I ignore this and try another passage, one about sleep-deprivation. As the father of twins, I am an expert at this and hope to score impressively. Sure enough, I blast through it at 518 wpm without even breaking a sweat. (It turns out to be true: The more you know about a subject, the faster you can read about it.)

I am beginning to discover something that Beth Moreno emphasizes to her students: Sensible people need not one but several reading speeds. It would be insane to plow through Moby Dick at the same rate as a Business Week story, and most of us couldn’t do it anyway. True speed-reading is ideal for basic informational text (like this, so get moving!). The key is making sensible judgments. When presented with a prenuptial agreement, for instance, go ahead and sub-vocalize.

Moreno says she normally cruises at 450 wpm, which is where I seem to plateau. It’s a big improvement, but I’m frustrated. I want to read whole books in a couple of hours. So I try the program’s feature that lets you set a words-per-minute rate and displays the words accordingly.

Setting the software at 450 wpm, I read a passage on workplace sabbaticals at 93 percent comprehension. I read a passage about the Edsel at 500/87. Then a passage about gymnast Mary Lou Retton at 550/87, one on Amelia Earhart at 600/93, and one from The Legend of Sleepy Hollow at 650 but a mere 81 percent comprehension. At this point I decide to stay away from literature; these novelists seem to think we’ve got all the time in the world.

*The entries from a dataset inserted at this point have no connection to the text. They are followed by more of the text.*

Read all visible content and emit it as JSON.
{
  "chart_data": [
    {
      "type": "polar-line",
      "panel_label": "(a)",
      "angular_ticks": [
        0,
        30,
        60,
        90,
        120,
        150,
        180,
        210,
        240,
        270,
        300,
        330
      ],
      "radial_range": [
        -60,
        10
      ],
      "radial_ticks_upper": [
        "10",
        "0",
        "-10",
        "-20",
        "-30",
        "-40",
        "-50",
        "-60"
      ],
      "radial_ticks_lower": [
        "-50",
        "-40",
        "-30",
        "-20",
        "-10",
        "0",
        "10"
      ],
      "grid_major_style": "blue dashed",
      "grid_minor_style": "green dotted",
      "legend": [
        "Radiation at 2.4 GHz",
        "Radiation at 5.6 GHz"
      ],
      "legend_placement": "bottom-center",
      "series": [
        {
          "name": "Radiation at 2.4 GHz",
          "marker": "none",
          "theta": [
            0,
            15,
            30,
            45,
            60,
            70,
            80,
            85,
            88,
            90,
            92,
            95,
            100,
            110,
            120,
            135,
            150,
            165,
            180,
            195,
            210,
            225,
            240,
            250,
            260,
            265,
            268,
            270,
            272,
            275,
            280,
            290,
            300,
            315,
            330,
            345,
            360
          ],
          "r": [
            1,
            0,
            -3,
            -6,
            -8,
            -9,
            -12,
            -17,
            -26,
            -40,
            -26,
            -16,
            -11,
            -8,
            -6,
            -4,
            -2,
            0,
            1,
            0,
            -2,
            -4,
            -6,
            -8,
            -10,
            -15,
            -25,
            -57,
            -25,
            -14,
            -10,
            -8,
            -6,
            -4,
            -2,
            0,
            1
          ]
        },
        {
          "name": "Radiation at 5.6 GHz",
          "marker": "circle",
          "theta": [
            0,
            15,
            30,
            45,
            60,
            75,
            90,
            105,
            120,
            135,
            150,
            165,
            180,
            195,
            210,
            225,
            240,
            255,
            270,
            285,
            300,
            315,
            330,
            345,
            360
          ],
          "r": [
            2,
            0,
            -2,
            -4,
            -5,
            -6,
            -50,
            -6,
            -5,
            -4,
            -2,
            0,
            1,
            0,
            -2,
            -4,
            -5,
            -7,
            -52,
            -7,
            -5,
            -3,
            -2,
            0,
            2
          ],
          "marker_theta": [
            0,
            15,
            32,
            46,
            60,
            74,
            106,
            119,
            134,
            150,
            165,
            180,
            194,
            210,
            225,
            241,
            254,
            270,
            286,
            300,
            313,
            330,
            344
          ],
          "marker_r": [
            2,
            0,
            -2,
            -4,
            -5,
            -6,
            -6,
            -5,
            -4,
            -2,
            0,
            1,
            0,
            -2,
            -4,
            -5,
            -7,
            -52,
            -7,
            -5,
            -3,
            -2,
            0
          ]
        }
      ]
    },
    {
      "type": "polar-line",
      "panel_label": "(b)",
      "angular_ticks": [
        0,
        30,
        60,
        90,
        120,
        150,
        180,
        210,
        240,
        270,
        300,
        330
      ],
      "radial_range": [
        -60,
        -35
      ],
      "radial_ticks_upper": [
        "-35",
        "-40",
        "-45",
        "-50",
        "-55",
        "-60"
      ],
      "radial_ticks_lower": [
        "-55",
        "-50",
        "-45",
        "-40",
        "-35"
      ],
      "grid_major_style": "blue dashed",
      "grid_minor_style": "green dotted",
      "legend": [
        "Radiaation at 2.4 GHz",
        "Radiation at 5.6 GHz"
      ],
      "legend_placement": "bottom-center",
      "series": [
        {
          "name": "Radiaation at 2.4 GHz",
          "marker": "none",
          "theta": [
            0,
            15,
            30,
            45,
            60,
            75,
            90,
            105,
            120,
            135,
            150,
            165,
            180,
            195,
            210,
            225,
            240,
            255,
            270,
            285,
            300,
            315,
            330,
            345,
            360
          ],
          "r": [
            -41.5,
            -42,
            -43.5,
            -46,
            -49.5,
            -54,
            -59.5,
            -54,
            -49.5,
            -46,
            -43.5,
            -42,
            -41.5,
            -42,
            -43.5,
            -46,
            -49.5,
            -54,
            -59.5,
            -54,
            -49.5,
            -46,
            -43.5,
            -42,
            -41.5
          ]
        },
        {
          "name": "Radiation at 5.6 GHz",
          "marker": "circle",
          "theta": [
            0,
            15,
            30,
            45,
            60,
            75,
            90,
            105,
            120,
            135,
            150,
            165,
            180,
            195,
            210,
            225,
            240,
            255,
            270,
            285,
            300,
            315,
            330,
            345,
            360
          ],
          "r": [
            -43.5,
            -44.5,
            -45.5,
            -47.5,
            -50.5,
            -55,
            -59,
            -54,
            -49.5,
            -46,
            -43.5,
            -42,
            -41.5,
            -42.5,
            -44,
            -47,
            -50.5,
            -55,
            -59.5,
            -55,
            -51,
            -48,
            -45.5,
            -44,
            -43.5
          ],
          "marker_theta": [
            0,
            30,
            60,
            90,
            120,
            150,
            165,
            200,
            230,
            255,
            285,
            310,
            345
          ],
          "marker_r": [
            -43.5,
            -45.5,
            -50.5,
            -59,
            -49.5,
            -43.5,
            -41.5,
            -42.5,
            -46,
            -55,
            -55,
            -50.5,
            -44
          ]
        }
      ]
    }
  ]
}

Sticking with a healthy 600 wpm (double my baseline speed), I comprehend 81 percent on extreme skiing and 87 percent on John Wayne. I finish John F. Kennedy’s address to the U.N. General Assembly at 100 percent, which is something, but I find myself intellectually winded. There are connections not being made here, a lack of appreciation for the shape of his rhetoric. But I swallow some more straightforward journalism at 600 wpm with good comprehension, and now I’m getting cocky.

I plug in 1,000 wpm and, to my astonishment, “read” a passage on the re-release of Star Wars at 81 percent comprehension. I get through another, about creativity, at 1,050 and 93, which is even more remarkable. When I dial back to 1,000 wpm, hoping for better comprehension, I stumble: a passage on Babe Didrikson results in just 68 percent. “Don’t worry about a temporary lag in your comprehension scores,” Speed Reader consoles me. “They will soon catch up to your new reading speeds.”

I don’t think so. Reading at 1,000 wpm is really educated skimming, and what’s more it’s unpleasant, although I suppose that with some materials, reading every word can be worse. Also, it’s very difficult to sustain without a lot of practice.

And I kept worrying that I was missing something. Moreno has a clever tip for this: Make a quick mark in the margin so you won’t feel a troublesome passage is gone forever, and then keep powering ahead. You can always go back later. Also, it’s OK to miss things. Moreno likes to give her students texts with various words blacked out to prove they can still get the gist.

I could practice and practice to keep up 600 or even 1,000 wpm, but I’m happy cruising through vanilla prose at a nice laid-back 400 wpm. I’ll chew on novels more slowly, I promise. As to Bloomsbury, nobody will read about it faster than me, because I won’t read about it at all.